Vector similarity operations (e.g. cosine distance) can then be used as an approximate proxy for phylogenetic distance.

In the example below, we exploit that:

A DNAKmer{4}'s data is a single-element tuple, which stores the sequence in the 8 lower bits.
The encoded_data function will return this tuple.

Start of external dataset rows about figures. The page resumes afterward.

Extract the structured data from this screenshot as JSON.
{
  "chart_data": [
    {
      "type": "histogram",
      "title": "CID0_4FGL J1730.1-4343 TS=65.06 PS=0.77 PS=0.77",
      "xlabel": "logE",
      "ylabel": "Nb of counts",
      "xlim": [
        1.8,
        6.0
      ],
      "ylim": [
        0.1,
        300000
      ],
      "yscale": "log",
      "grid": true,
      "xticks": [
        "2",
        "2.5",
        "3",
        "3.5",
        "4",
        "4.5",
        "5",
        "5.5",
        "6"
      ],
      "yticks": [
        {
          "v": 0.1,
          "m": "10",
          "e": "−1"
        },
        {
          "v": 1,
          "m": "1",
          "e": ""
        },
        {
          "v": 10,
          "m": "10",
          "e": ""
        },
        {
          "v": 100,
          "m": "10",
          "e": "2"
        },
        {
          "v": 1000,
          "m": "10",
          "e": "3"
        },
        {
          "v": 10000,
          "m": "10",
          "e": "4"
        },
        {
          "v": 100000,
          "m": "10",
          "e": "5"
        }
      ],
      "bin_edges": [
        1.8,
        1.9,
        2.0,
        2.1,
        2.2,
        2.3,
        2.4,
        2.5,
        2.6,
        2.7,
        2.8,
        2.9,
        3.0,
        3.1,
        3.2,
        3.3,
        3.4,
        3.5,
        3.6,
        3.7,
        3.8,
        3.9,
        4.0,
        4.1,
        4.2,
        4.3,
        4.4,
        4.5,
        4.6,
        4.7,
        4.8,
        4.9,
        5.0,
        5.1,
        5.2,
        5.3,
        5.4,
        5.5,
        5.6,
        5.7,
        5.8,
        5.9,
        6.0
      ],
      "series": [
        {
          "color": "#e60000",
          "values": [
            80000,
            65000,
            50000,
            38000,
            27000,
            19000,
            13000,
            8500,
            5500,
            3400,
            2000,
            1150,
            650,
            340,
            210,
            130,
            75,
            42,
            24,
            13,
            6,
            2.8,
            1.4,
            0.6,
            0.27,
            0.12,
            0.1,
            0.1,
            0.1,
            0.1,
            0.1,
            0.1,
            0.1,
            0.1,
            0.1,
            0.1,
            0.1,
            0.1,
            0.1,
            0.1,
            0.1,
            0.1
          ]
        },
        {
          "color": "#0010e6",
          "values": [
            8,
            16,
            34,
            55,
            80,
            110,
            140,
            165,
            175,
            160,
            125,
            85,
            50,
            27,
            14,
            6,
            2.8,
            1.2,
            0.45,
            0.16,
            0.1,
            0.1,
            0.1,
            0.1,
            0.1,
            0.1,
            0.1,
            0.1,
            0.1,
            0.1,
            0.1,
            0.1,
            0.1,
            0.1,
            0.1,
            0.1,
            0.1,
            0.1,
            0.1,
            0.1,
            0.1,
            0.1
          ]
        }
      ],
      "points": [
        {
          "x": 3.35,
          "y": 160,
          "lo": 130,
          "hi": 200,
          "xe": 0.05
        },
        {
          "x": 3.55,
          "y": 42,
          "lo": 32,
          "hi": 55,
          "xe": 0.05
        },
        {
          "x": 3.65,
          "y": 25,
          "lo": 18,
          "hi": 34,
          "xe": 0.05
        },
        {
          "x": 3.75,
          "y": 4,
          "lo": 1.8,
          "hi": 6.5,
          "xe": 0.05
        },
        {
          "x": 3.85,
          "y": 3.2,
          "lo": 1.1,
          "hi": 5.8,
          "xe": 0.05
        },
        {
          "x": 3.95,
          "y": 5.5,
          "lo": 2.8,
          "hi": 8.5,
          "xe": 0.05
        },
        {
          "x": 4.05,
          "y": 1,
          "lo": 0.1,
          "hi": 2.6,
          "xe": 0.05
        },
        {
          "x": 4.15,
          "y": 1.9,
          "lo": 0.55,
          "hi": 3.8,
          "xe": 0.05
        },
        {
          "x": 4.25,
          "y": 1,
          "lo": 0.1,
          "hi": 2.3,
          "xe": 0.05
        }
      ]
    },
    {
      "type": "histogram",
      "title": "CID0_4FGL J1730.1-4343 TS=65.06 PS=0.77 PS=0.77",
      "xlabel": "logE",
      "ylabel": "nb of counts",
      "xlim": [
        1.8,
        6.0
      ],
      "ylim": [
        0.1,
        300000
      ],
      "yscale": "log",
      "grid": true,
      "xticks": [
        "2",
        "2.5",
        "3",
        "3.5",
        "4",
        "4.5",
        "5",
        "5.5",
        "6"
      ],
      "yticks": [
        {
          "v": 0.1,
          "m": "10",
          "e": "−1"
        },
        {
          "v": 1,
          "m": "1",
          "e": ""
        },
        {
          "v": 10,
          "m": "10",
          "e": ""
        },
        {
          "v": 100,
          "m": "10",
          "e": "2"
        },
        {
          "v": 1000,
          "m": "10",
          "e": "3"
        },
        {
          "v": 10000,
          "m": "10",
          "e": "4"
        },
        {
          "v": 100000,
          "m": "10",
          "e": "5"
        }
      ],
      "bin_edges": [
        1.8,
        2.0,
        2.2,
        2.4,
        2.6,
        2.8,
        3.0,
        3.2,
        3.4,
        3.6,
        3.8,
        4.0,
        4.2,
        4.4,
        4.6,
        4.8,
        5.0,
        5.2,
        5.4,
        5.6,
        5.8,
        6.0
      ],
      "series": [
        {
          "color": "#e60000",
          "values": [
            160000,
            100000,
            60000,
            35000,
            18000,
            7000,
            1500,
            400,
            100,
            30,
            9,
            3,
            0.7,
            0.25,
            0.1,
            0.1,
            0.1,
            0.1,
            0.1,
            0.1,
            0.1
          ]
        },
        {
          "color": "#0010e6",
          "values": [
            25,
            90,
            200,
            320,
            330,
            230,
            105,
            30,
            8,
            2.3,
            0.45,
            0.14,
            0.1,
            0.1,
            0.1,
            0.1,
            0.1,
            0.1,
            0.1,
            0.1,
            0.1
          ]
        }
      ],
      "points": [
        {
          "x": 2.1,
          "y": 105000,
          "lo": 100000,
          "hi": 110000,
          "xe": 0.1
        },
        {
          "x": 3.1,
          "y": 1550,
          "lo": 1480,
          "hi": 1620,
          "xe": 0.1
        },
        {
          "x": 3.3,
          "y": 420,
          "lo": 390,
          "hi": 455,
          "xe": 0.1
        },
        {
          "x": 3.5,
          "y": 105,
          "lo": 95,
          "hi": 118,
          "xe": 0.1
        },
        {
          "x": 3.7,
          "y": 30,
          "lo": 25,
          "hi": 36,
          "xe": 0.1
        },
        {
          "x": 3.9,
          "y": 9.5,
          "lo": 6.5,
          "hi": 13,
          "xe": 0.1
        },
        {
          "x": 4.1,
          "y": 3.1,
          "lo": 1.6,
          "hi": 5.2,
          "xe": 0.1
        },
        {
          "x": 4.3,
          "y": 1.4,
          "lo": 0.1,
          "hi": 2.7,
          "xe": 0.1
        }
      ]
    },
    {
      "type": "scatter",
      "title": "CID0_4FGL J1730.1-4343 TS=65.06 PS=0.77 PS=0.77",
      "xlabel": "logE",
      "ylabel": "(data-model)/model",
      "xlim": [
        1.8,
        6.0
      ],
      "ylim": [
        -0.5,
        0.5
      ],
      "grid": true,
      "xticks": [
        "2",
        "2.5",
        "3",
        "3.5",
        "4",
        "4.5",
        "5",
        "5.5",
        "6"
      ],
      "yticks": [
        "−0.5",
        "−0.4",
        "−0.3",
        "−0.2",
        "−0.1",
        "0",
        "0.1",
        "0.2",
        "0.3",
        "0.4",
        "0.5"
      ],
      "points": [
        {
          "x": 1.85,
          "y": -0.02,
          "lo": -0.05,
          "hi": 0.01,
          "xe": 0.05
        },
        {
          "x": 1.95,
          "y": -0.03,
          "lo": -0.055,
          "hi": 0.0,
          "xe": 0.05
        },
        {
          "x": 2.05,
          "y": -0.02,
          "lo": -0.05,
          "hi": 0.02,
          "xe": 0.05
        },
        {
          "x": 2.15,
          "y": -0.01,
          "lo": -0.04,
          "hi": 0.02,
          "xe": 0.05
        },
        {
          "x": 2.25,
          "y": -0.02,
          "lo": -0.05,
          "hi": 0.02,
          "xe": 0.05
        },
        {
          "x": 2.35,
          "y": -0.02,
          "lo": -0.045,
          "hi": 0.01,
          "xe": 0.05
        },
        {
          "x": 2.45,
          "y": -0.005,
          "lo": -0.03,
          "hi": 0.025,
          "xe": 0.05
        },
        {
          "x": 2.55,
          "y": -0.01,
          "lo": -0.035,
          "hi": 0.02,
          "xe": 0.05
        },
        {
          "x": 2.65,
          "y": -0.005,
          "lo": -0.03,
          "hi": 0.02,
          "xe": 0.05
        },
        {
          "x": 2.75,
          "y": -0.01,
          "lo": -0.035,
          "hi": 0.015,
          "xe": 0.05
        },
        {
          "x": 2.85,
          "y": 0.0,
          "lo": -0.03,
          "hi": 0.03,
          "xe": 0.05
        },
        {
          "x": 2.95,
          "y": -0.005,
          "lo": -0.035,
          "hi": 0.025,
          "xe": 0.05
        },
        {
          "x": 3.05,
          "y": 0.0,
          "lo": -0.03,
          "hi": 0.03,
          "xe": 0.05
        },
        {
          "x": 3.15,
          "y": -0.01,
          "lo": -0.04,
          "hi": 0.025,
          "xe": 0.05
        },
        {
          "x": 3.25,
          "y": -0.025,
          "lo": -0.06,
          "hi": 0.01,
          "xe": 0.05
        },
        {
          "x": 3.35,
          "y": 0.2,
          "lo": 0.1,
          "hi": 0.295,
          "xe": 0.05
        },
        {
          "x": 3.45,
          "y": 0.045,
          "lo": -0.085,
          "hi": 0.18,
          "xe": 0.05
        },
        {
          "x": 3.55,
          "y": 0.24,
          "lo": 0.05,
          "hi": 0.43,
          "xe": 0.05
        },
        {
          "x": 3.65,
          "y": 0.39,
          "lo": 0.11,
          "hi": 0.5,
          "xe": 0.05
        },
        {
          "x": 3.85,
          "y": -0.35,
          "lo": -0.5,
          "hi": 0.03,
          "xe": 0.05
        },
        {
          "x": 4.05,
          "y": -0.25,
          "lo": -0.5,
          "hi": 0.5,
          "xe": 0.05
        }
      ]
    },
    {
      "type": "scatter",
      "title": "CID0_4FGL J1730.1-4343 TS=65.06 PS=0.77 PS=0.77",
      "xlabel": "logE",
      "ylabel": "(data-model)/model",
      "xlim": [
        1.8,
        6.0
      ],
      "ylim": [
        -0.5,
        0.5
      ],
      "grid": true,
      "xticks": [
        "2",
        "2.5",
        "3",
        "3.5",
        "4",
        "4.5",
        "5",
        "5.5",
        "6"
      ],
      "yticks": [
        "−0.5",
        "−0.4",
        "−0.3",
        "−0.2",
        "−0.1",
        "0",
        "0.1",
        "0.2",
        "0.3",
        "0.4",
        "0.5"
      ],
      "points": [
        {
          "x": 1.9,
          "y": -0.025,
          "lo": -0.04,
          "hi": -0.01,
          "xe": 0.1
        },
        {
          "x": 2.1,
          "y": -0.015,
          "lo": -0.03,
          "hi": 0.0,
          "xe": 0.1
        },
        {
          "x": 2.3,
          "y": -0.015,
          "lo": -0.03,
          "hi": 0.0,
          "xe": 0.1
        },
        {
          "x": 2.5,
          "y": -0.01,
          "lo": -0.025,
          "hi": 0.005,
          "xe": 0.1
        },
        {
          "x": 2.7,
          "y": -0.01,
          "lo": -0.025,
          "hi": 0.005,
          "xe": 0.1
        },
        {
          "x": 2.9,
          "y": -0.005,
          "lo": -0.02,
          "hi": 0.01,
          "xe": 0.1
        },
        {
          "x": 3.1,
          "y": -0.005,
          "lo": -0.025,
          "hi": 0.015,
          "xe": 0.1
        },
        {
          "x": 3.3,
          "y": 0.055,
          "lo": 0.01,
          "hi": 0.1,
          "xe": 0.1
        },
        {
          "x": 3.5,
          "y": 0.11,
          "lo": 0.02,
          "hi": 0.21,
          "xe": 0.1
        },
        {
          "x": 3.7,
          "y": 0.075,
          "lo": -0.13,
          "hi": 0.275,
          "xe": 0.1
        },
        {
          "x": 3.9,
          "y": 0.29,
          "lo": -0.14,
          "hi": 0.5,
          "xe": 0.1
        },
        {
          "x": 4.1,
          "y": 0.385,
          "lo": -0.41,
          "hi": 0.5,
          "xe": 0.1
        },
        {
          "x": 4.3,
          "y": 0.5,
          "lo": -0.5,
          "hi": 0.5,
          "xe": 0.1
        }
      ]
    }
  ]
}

using BioSequences, FASTX, Kmers
using BioSequences: encoded_data

function composition(record::FASTARecord)
    counts = zeros(UInt32, 256)
    frequencies = zeros(Float32, 256)
    for kmer in FwDNAMers{4}(sequence(record))
        @inbounds counts[only(encoded_data(kmer)) + 1] += 1
    end
    factor = 1 / sum(counts; init=zero(eltype(counts)))
    for i in eachindex(counts, frequencies)
        frequencies[i] = counts[i] * factor
    end
    frequencies
end

# Make two FASTA records - could be from an assembly
recs = [FASTARecord(string(i), randdnaseq(10000)) for i in "AB"]

# Compute the 2-norm difference and verify it's in [0, 2].
(comp_a, comp_b) = map(composition, recs)
comp_distance = sum((comp_a .- comp_b).^2)
println(0.0 ≤ comp_distance ≤ 2.0)